Literature DB >> 29145237

The impact of the government health funding on prescribing behaviors in community health institutions in China.

Gang Sun1, Zuxun Lu, Yong Gan, Xiaoxin Dong, Yongbin Li, Yunxia Wang, Liqing Li.   

Abstract

Government health funding (GHF) is a cosmopolitan problem. It is especially conspicuous in China, where drug sales become a main source of medical institutions' incomes due to limited GHF. This is well known as China's "drug maintain medical institutions (DMMIs)" system which results directly in very high use of antibiotics, injections, and corticosteroids.

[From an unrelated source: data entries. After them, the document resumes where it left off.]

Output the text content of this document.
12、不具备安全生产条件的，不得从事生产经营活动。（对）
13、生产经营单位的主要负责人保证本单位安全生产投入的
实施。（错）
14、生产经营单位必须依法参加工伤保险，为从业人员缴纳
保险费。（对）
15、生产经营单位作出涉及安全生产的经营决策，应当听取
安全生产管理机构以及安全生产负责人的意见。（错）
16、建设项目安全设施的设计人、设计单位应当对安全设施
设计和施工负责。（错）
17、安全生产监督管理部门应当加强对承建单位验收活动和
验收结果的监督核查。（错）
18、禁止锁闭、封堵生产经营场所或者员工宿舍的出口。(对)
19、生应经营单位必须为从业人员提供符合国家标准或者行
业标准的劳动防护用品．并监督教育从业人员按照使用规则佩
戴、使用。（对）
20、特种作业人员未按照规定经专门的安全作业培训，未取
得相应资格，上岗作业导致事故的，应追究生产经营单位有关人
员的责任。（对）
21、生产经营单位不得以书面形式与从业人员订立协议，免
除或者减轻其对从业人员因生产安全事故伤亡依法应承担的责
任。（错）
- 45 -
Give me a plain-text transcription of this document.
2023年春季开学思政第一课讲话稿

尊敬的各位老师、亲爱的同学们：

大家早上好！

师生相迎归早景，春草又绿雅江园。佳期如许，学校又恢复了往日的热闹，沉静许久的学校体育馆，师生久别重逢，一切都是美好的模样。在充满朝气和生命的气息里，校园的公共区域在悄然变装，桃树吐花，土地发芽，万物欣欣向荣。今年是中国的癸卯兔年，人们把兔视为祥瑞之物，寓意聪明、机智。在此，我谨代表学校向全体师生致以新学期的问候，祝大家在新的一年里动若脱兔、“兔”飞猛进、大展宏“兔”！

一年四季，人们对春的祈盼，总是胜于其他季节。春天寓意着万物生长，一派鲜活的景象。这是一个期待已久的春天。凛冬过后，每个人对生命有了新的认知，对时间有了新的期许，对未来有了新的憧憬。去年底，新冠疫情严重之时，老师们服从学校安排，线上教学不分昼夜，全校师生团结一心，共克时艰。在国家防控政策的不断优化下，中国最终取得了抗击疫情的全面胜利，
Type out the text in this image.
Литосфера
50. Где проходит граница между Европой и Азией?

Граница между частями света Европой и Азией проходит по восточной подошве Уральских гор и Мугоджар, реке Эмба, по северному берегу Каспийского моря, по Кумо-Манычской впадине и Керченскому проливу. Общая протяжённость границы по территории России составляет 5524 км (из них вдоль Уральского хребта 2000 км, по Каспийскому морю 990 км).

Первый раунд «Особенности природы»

However, few statistical data existed in China on the association between the GHF and the prevalence of inappropriate drug prescribing, despite widespread acknowledgment of its existence.A multistage sampling strategy was employed to select 442,100 prescriptions written between 2007 and 2011 by urban community health (CH) institutions and check the GHF in 36 key cities (districts) across China. This study examined the association between the GHF and the prevalence of inappropriate drug prescribing, which differs somewhat from previous studies.The data suggested that from 2007 to 2011, with the increase of GHF, prescribing behaviors (PB) gradually improved on the whole although doctors still prescribed a few more drugs than the recommendations from World Health Organization (WHO). This study found that there is significant negative association between GHF and main indicators of PB (correlation coefficients more than 0.5).The findings implied that government should further perfect the compensation mechanism to medical institutions for gradually weakening the compensation function of drug sales in medical institutions.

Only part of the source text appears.